My understanding on Pkg3 from @StefanKarpinski
https://github.com/StefanKarpinski is that it is expected in the 0.6
release timeframe. However, code readiness and migration to Pkg3 are
completely different things, and perhaps even if Pkg3 is ready
optimistically by around Jan 2017, it may take another 2-3 months to work
out the kinks and migrate.

—
You are receiving this because you commented.
Reply to this email directly, view it on GitHub
https://github.com/tbreloff/Plots.jl/issues/264#issuecomment-254035206,
or mute the thread
https://github.com/notifications/unsubscribe-auth/AA492t44yy4OBpGZnWCIYXRmgbpGnxWoks5q0eWXgaJpZM4IhK8W
.

I will only say that I wish this package was not 100MB. I am ok with whatever solution you choose to go with.

I'm going to do this today, so prepare for the carnage. My plan:

  • create a backup repo at JuliaPlots/PlotsBackup.jl
  • follow the steps I listed here: https://github.com/tbreloff/Plots.jl/issues/264#issuecomment-251167584
  • prepare a METADATA PR that removes most old tags and updates the sha for any commits that I keep
  • after the PR is merged, post an announcement to remove and re-install Plots

If you break the existing tags, we'll be redirecting METADATA to point to a fork. Please don't break existing tags. Deleting them from METADATA won't be merged.

Backed up: https://github.com/JuliaPlots/PlotsBackup.jl

@tkelman would you prefer to change the url to point to the backup until the dust settles?

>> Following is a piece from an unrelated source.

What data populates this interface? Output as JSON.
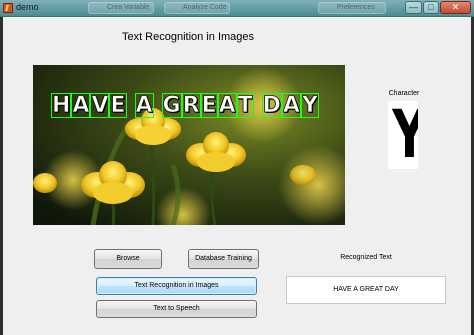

I believe the repo name of the backup will have to still be Plots.jl for it to work correctly.

This is not going to go well.
It would be much much less disruptive to everyone if we experiment with this as a single, new, cleaned-up branch without breaking the ability to check out commits that were on the existing branches. If Pkg can correctly handle single-branch clones, we may be able to get the desired outcome without massively breaking everything.

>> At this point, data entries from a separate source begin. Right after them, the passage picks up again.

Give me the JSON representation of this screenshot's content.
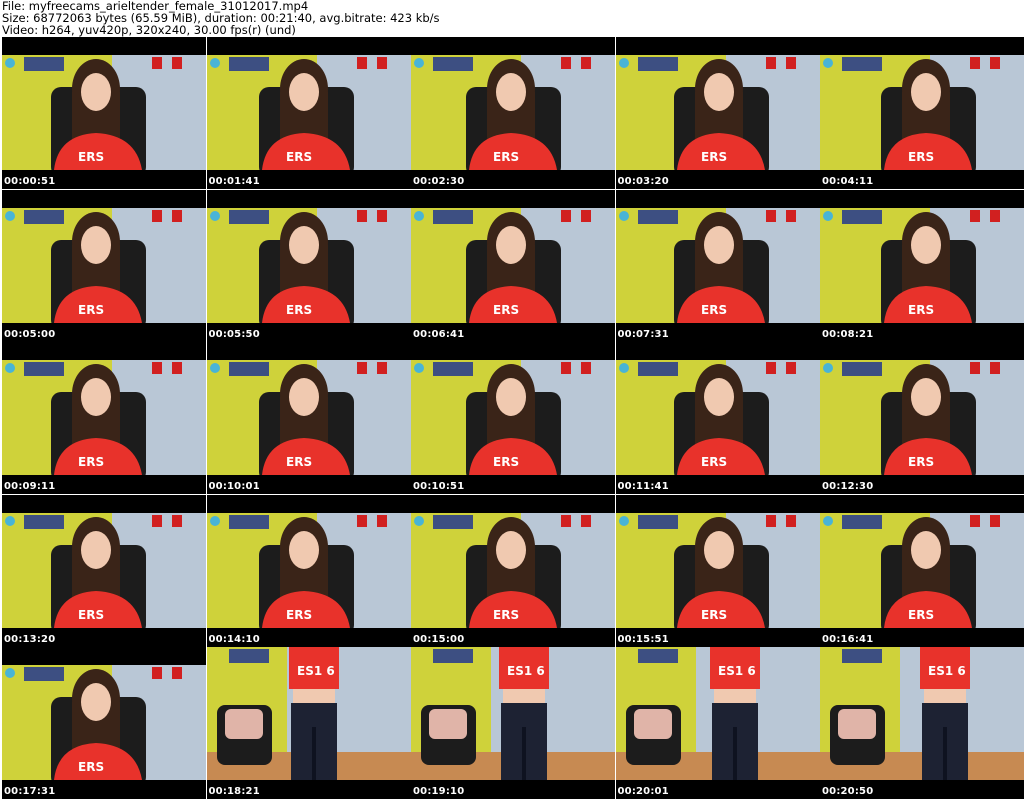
{
  "header": {
    "file_line": "File: myfreecams_arieltender_female_31012017.mp4",
    "size_line": "Size: 68772063 bytes (65.59 MiB), duration: 00:21:40, avg.bitrate: 423 kb/s",
    "video_line": "Video: h264, yuv420p, 320x240, 30.00 fps(r) (und)"
  },
  "thumbnails": [
    {
      "time": "00:00:51",
      "scene": "seated"
    },
    {
      "time": "00:01:41",
      "scene": "seated"
    },
    {
      "time": "00:02:30",
      "scene": "seated"
    },
    {
      "time": "00:03:20",
      "scene": "seated"
    },
    {
      "time": "00:04:11",
      "scene": "seated"
    },
    {
      "time": "00:05:00",
      "scene": "seated"
    },
    {
      "time": "00:05:50",
      "scene": "seated"
    },
    {
      "time": "00:06:41",
      "scene": "seated"
    },
    {
      "time": "00:07:31",
      "scene": "seated"
    },
    {
      "time": "00:08:21",
      "scene": "seated"
    },
    {
      "time": "00:09:11",
      "scene": "seated"
    },
    {
      "time": "00:10:01",
      "scene": "seated"
    },
    {
      "time": "00:10:51",
      "scene": "seated"
    },
    {
      "time": "00:11:41",
      "scene": "seated"
    },
    {
      "time": "00:12:30",
      "scene": "seated"
    },
    {
      "time": "00:13:20",
      "scene": "seated"
    },
    {
      "time": "00:14:10",
      "scene": "seated"
    },
    {
      "time": "00:15:00",
      "scene": "seated"
    },
    {
      "time": "00:15:51",
      "scene": "seated"
    },
    {
      "time": "00:16:41",
      "scene": "seated"
    },
    {
      "time": "00:17:31",
      "scene": "seated"
    },
    {
      "time": "00:18:21",
      "scene": "standing"
    },
    {
      "time": "00:19:10",
      "scene": "standing"
    },
    {
      "time": "00:20:01",
      "scene": "standing"
    },
    {
      "time": "00:20:50",
      "scene": "standing"
    }
  ],
  "colors": {
    "wall_yellow": "#cfd23a",
    "wall_blue": "#b9c7d6",
    "shirt_red": "#e8322b",
    "hair_brown": "#3a2418",
    "skin": "#f0c9b0",
    "chair_black": "#1c1c1c",
    "floor": "#c78a52",
    "jeans": "#1d2233",
    "pillow": "#e0b4a8"
  }
}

if we experiment with this as a single cleaned-up branch

You're going to have to go into a lot more detail about what you mean.

Don't overwrite the existing branches. Do the repo-cleaning but push the result as a new clean branch here, without overwriting the existing branches and sha's. git clone --single-branch should then be small.

I'm testing it out locally because I don't like the options of either bloating it more or renaming.

tl;dr I changed the url to point to PlotsBackup.jl and everything worked fine.

My steps:

  • cd METADATA
  • git checkout -b plotsbackup
  • update Plots/url to point to JuliaPlots/PlotsBackup.jl
  • git commit -am "plotsbackup url"
  • git remote rename origin old_origin
  • git remote rename forked origin
  • git push -u origin plotsbackup
  • change META_BRANCH to plotsbackup
  • in a fresh session, Pkg.update()
  • using MetaPkg; MetaPkg.purge("Plots") which does a Pkg.rm and then deletes all traces of Plots from the .julia directory

Then in a fresh session, this worked fine:

julia> Pkg.add("Plots")
INFO: Installing Plots v0.9.4
INFO: Building Plots
INFO: Cannot find deps/plotly-latest.min.js... downloading latest version.
  % Total    % Received % Xferd  Average Speed   Time    Time     Time  Current
                                 Dload  Upload   Total   Spent    Left  Speed
100 1782k  100 1782k    0     0  1797k      0 --:--:-- --:--:-- --:--:-- 1796k
INFO: Package database updated

julia> using Plots; plot(rand(10))
INFO: Precompiling module Plots.
INFO: Recompiling stale cache file /home/tom/.julia/lib/v0.5/GR.ji for module GR.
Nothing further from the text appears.